Dès le lendemain de notre arrivée à ROSE Bay, Cap’tain Philip est revenu à bord avec un gros carton … un arsenal ! Et la guerre des tranchées a commencé, pilotée depuis Ste Marie par Géraldine ! le coup de tomates truffées à l’arsenic avec une seringue, c’était Géraldine et ça a bien marché, il en a bouffé deux ! Du coup, il a dû être malade comme un chien et on l’a plus entendu deux nuits de suite… mais la troisième, il était de retour… plusieurs pièges ont fonctionnés et il a dû se prendre des sacrés cocards, l’Alfred.

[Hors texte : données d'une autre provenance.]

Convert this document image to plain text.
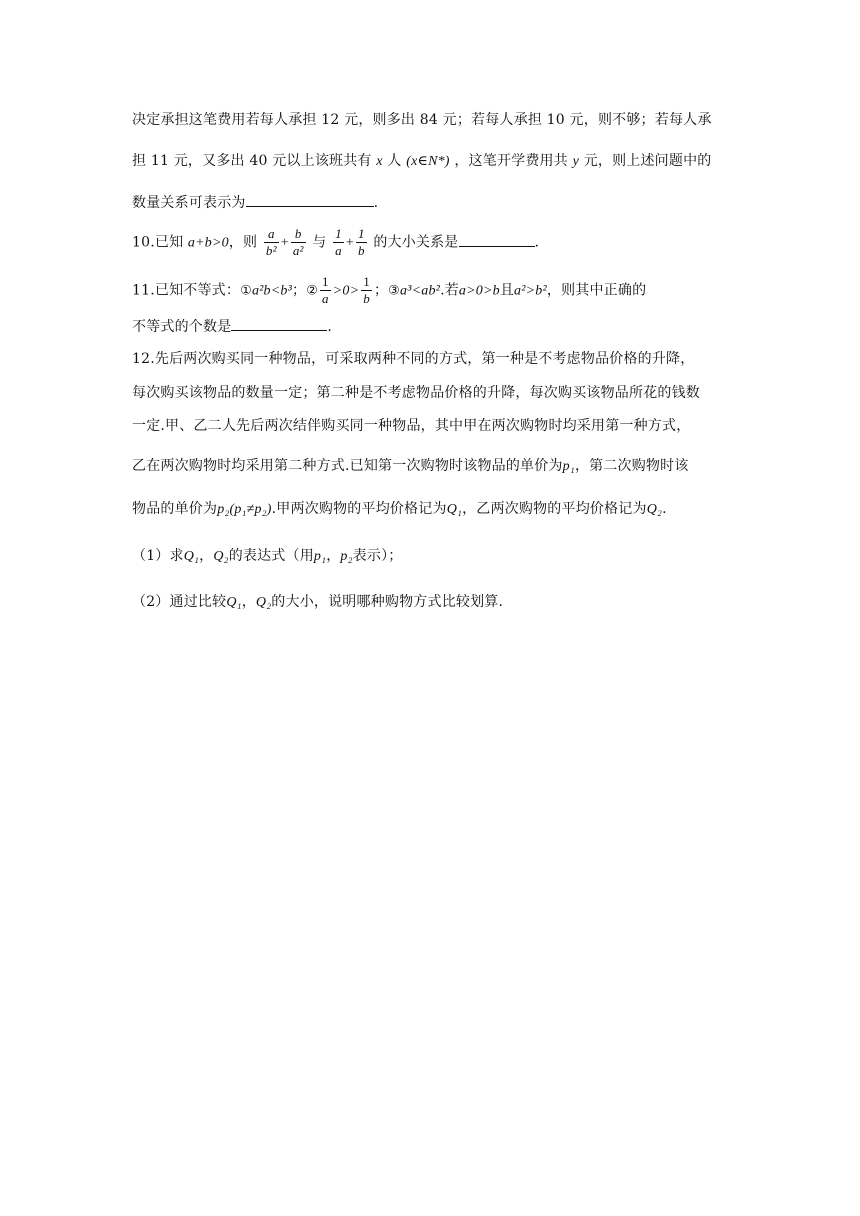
决定承担这笔费用若每人承担 12 元，则多出 84 元；若每人承担 10 元，则不够；若每人承
担 11 元，又多出 40 元以上该班共有 x 人 (x∈N*) ，这笔开学费用共 y 元，则上述问题中的
数量关系可表示为	.
10.已知 a+b>0，则 $\frac{a}{\text{b²}} + \frac{b}{\text{a²}}$ 与 $\frac{1}{a} + \frac{1}{b}$ 的大小关系是	.
11.已知不等式：①a²b<b³；② $\frac{1}{a} >0> \frac{1}{b}$ ；③a³<ab².若a>0>b且a²>b²，则其中正确的
不等式的个数是	.
12.先后两次购买同一种物品，可采取两种不同的方式，第一种是不考虑物品价格的升降，
每次购买该物品的数量一定；第二种是不考虑物品价格的升降，每次购买该物品所花的钱数
一定.甲、乙二人先后两次结伴购买同一种物品，其中甲在两次购物时均采用第一种方式，
乙在两次购物时均采用第二种方式.已知第一次购物时该物品的单价为p₁，第二次购物时该
物品的单价为p₂(p₁≠p₂).甲两次购物的平均价格记为Q₁，乙两次购物的平均价格记为Q₂.
（1）求Q₁，Q₂的表达式（用p₁，p₂表示）；
（2）通过比较Q₁，Q₂的大小，说明哪种购物方式比较划算.
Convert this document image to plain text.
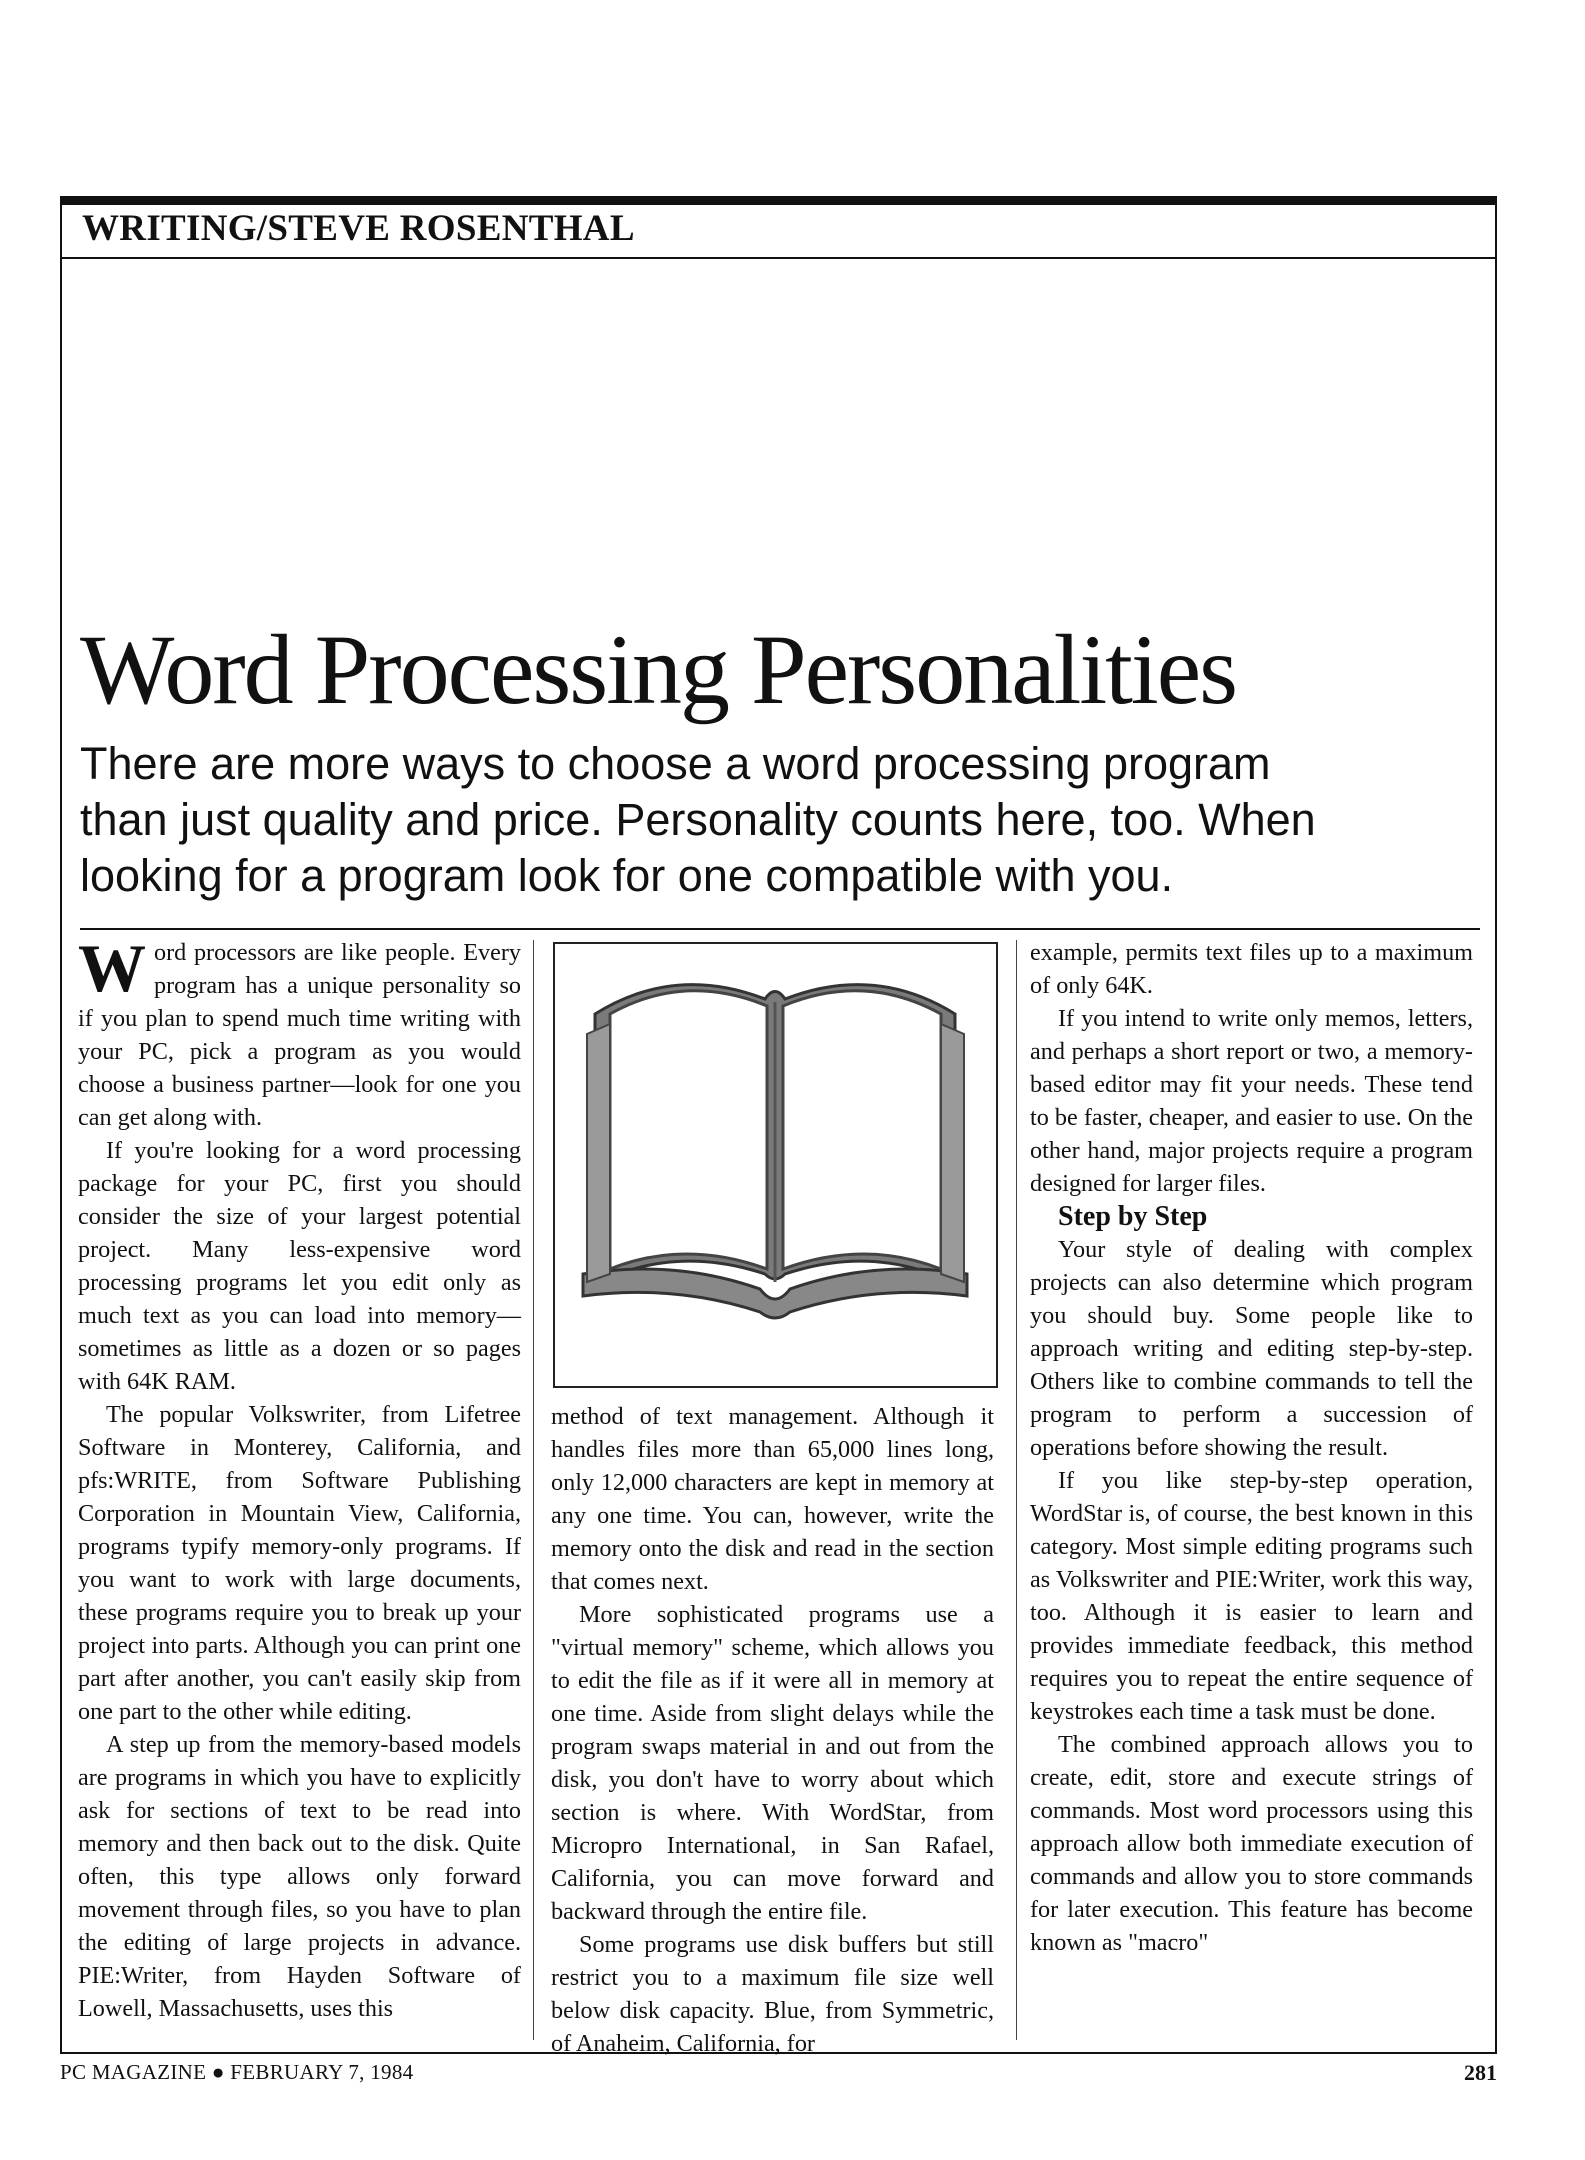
WRITING/STEVE ROSENTHAL
Word Processing Personalities
There are more ways to choose a word processing program
than just quality and price. Personality counts here, too. When
looking for a program look for one compatible with you.

Word processors are like people. Every program has a unique personality so if you plan to spend much time writing with your PC, pick a program as you would choose a business partner—look for one you can get along with.

If you're looking for a word processing package for your PC, first you should consider the size of your largest potential project. Many less-expensive word processing programs let you edit only as much text as you can load into memory—sometimes as little as a dozen or so pages with 64K RAM.

The popular Volkswriter, from Lifetree Software in Monterey, California, and pfs:WRITE, from Software Publishing Corporation in Mountain View, California, programs typify memory-only programs. If you want to work with large documents, these programs require you to break up your project into parts. Although you can print one part after another, you can't easily skip from one part to the other while editing.

A step up from the memory-based models are programs in which you have to explicitly ask for sections of text to be read into memory and then back out to the disk. Quite often, this type allows only forward movement through files, so you have to plan the editing of large projects in advance. PIE:Writer, from Hayden Software of Lowell, Massachusetts, uses this

method of text management. Although it handles files more than 65,000 lines long, only 12,000 characters are kept in memory at any one time. You can, however, write the memory onto the disk and read in the section that comes next.

More sophisticated programs use a "virtual memory" scheme, which allows you to edit the file as if it were all in memory at one time. Aside from slight delays while the program swaps material in and out from the disk, you don't have to worry about which section is where. With WordStar, from Micropro International, in San Rafael, California, you can move forward and backward through the entire file.

Some programs use disk buffers but still restrict you to a maximum file size well below disk capacity. Blue, from Symmetric, of Anaheim, California, for

example, permits text files up to a maximum of only 64K.

If you intend to write only memos, letters, and perhaps a short report or two, a memory-based editor may fit your needs. These tend to be faster, cheaper, and easier to use. On the other hand, major projects require a program designed for larger files.

Step by Step

Your style of dealing with complex projects can also determine which program you should buy. Some people like to approach writing and editing step-by-step. Others like to combine commands to tell the program to perform a succession of operations before showing the result.

If you like step-by-step operation, WordStar is, of course, the best known in this category. Most simple editing programs such as Volkswriter and PIE:Writer, work this way, too. Although it is easier to learn and provides immediate feedback, this method requires you to repeat the entire sequence of keystrokes each time a task must be done.

The combined approach allows you to create, edit, store and execute strings of commands. Most word processors using this approach allow both immediate execution of commands and allow you to store commands for later execution. This feature has become known as "macro"

PC MAGAZINE ● FEBRUARY 7, 1984	281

Mais les pièges étaient trop petits pour l’attraper pour de bon. Il arrivait à s’en défaire… chaque fois qu’on trouvait le matin un des multiples types de poison éparpillés sur mes planchers, dans mes placards, mes coffres et mes équipets, déjà bien entamé par les petites dents sataniques et si on n’entendait rien la nuit suivante on criait victoire ! Trop tôt chaque fois … Quand même, jour après jour, son espace disponible et sa liberté de mouvement se réduisaient à l’Alfred ! Chaque fois qu’il était sûr d’avoir isolé une cabine ou un compartiment, Cap’tain Philip barricadait derrière… Les 4 cabines et les toilettes Tribord ont été condamnées de la sorte, les unes après les autres... le Vieux n’avait plus que le carré pour dormir, mais Alfred n’avait plus, lui, que l’étroit compartiment du réservoir d’eau pour circuler librement et accéder à ses dernières caches, le placard de toilettes bâbord, et ceux de la cuisine. Coté découragement, c’était fini, Cap’tain Philip était plus du tout inquiet, sûr qu’il était de la victoire finale ! Il me le disait tous les soirs.. « T’inquiète, c’est plus qu’une question d’ jours ! Ici, on a la logistique pour nous, intrants à volonté, force de frappe illimitée. L’autre salopard se terre, il sait qu’il est foutu ! » De fait, les grattements se faisaient plus rares et moins rageurs, la nuit… surtout les nuits où Cap’tain Philip vidait une bombe à cafards entière derrière le frigo (c’était l’accès le plus pratique aux appartements de ce salopard d’Alfred) avant de refermer hermétiquement la porte et de s’installer pour dormir dans le cockpit avec sa couvrante... Heureusement que je suis pas asthmatique !!!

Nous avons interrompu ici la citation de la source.